El adiós a Don Alfredo
Carolina Jaramillo Seligmann
Lo conocí desde que empecé a saber y leer sobre fútbol, supe de sus hazañas en el Real Madrid, de sus cinco Copas de Europa junto a Gento, Puskas, Molowny, Rial, Kopa o Santamaría; de sus 8 títulos de Liga, de sus dos balones de Oro. Luego aprendí acerca de la Época de El Dorado, y con asidua curiosidad investigué a fondo acerca de “La Saeta Rubia”, y su llegada a Colombia para vestir la camiseta de Millonarios de la mano de sus compatriotas Pedernera, Cozzi y Rossi, para conformar lo que se conoció como El Ballet Azul. Ese maravilloso equipo embajador que, con un claro acento argentino, de 1949 a 1954 se alzó en cuatro ocasiones con el título de la liga colombiana y marcó una época; esa que hace que los hinchas azules hoy saquen pecho y se sientan orgullosos de haber tenido a uno de los mejores de la historia portando sus colores, eso no se los quita nadie.
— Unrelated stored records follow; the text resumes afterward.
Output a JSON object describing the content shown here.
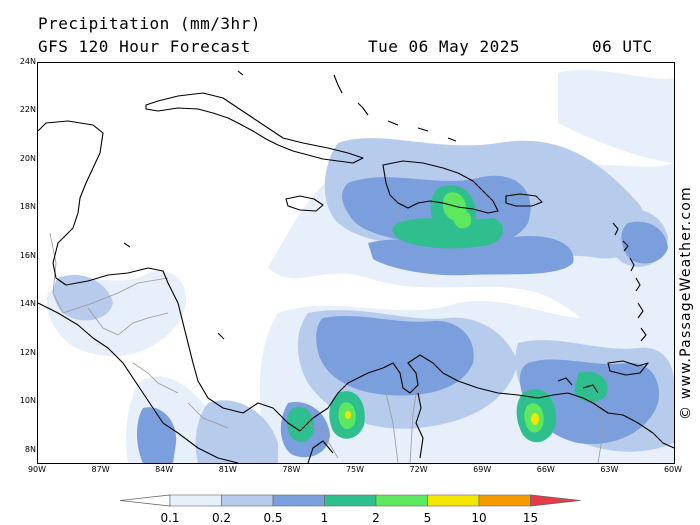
{
  "header": {
    "title": "Precipitation (mm/3hr)",
    "subtitle": "GFS 120 Hour Forecast",
    "valid_date": "Tue 06 May 2025",
    "valid_time": "06 UTC"
  },
  "watermark": "© www.PassageWeather.com",
  "map": {
    "lon_range": [
      -90,
      -60
    ],
    "lat_range": [
      7.5,
      24
    ],
    "lat_labels": [
      {
        "lat": 24,
        "text": "24N"
      },
      {
        "lat": 22,
        "text": "22N"
      },
      {
        "lat": 20,
        "text": "20N"
      },
      {
        "lat": 18,
        "text": "18N"
      },
      {
        "lat": 16,
        "text": "16N"
      },
      {
        "lat": 14,
        "text": "14N"
      },
      {
        "lat": 12,
        "text": "12N"
      },
      {
        "lat": 10,
        "text": "10N"
      },
      {
        "lat": 8,
        "text": "8N"
      }
    ],
    "lon_labels": [
      {
        "lon": -90,
        "text": "90W"
      },
      {
        "lon": -87,
        "text": "87W"
      },
      {
        "lon": -84,
        "text": "84W"
      },
      {
        "lon": -81,
        "text": "81W"
      },
      {
        "lon": -78,
        "text": "78W"
      },
      {
        "lon": -75,
        "text": "75W"
      },
      {
        "lon": -72,
        "text": "72W"
      },
      {
        "lon": -69,
        "text": "69W"
      },
      {
        "lon": -66,
        "text": "66W"
      },
      {
        "lon": -63,
        "text": "63W"
      },
      {
        "lon": -60,
        "text": "60W"
      }
    ],
    "coast_color": "#000000",
    "border_color": "#9a9a9a"
  },
  "legend": {
    "colors": [
      "#ffffff",
      "#e6effa",
      "#b7cbec",
      "#7a9fdc",
      "#2fbf8f",
      "#5de860",
      "#f5e600",
      "#f59a00",
      "#e83b45"
    ],
    "labels": [
      "0.1",
      "0.2",
      "0.5",
      "1",
      "2",
      "5",
      "10",
      "15"
    ]
  }
}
Llegó procedente de River Plate, tras la huelga del fútbol argentino y se instaló en los corazones de los bogotanos, antes de protagonizar un affaire entre el Barcelona y el Real Madrid que finalmente culminó con la llegada a Chamartín del más grande jugador que ha tenido la Casa Blanca. Todo esto y mucho más lo contó él en su autobiografía, “Gracias Vieja” homenaje a la más grande, la culpable y responsable de toda la magia, de sus aciertos y los desaciertos, la pelota. La gran enamorada de Don Alfredo Di Stéfano.
Hace doce años, en Madrid, yo me encontraba estudiando periodismo deportivo en un programa de una universidad privada de la capital española y el Real Madrid. Llegué con la inocencia de quien viaja a otro país para aprender a vivir de una manera distinta y con la insolencia misma de no conocer a nadie, de no ser nadie, de no tener nada que perder. Lo vi de lejos en un acto en la sala de prensa del Santiago Bernabéu, y supe que ese instante no se iba a repetir nunca, que debía saludarlo y presentarme, que ser colombiana me daba algo de ventaja frente al resto de curiosos e hinchas, al fin de cuentas dos de sus hijas nacieron acá: Nanette y Silvana. Me le acerqué, y esquivando cámaras y periodistas, me presenté: “Mucho gusto, Don Alfredo”. Le dije que era colombiana y que vivía en Bogotá, se volteó y me sonrió, y con algo de dulzura y mucha sabiduría en su mirada me contó acerca del nacimiento y bautizo de sus hijas, mencionó el ajiaco y la iglesia de Lourdes, se le iluminó la cara, como quien ve un álbum de fotos de sus años más jóvenes. Recuerdos de la Bogotá de los 50, de la capital colombiana que hizo parte de su historia. Nos tomamos una foto, que tengo guardada como un gran tesoro, y tras una cálida despedida y con el corazón en la mano me alejé de él, ante las decenas de personas que buscaban unos segundos al lado del Gran Di Stéfano.
Jugó con Argentina y con España, vistió las dos camisetas pero nunca tuvo la suerte de acudir a un Mundial. Dejó el fútbol profesional tras recomendación de sus hijas: “Me retiré a los 40 años porque mis hijas un día me miraron y me dijeron: ‘Papá, calvo y con pantalones cortos, no quedas bien”. Siempre impecable. Tras su retiro, fue director técnico en varios clubes de España y Argentina: Elche, Boca Juniors, Valencia, Real Madrid, Sporting de Lisboa, Rayo Vallecano, Castellón y River Plate; todos ellos lo tuvieron dando órdenes desde el banquillo, desde allí también acumuló varios títulos. Incansable.
Alfredo Di Stefano nunca abandonó el fútbol ni a España. Continuó viviendo en Madrid y fue nombrado Presidente de Honor del club merengue en 2000. Su leyenda se vive en el museo que se encuentra en las instalaciones del Santiago Bernabéu, allí están sus hazañas y su grandeza, allí se encuentra un pedacito del ídolo, del inmortal, que hoy llora toda España, todos los madridistas y todo el mundo del fútbol.
Se fue uno de los más grandes, aquel que no tuvo las cámaras de televisión y la prensa de Maradona, Pelé o Johan Cruyff, ni mucho menos la avalancha comercial y la maquinaria de marketing de Messi o Cristiano Ronaldo. Era otra época, y así con su juego, su velocidad, su frenético ritmo, su inagotable capacidad goleadora, Di Stéfano se convirtió en historia, no necesitó nada más.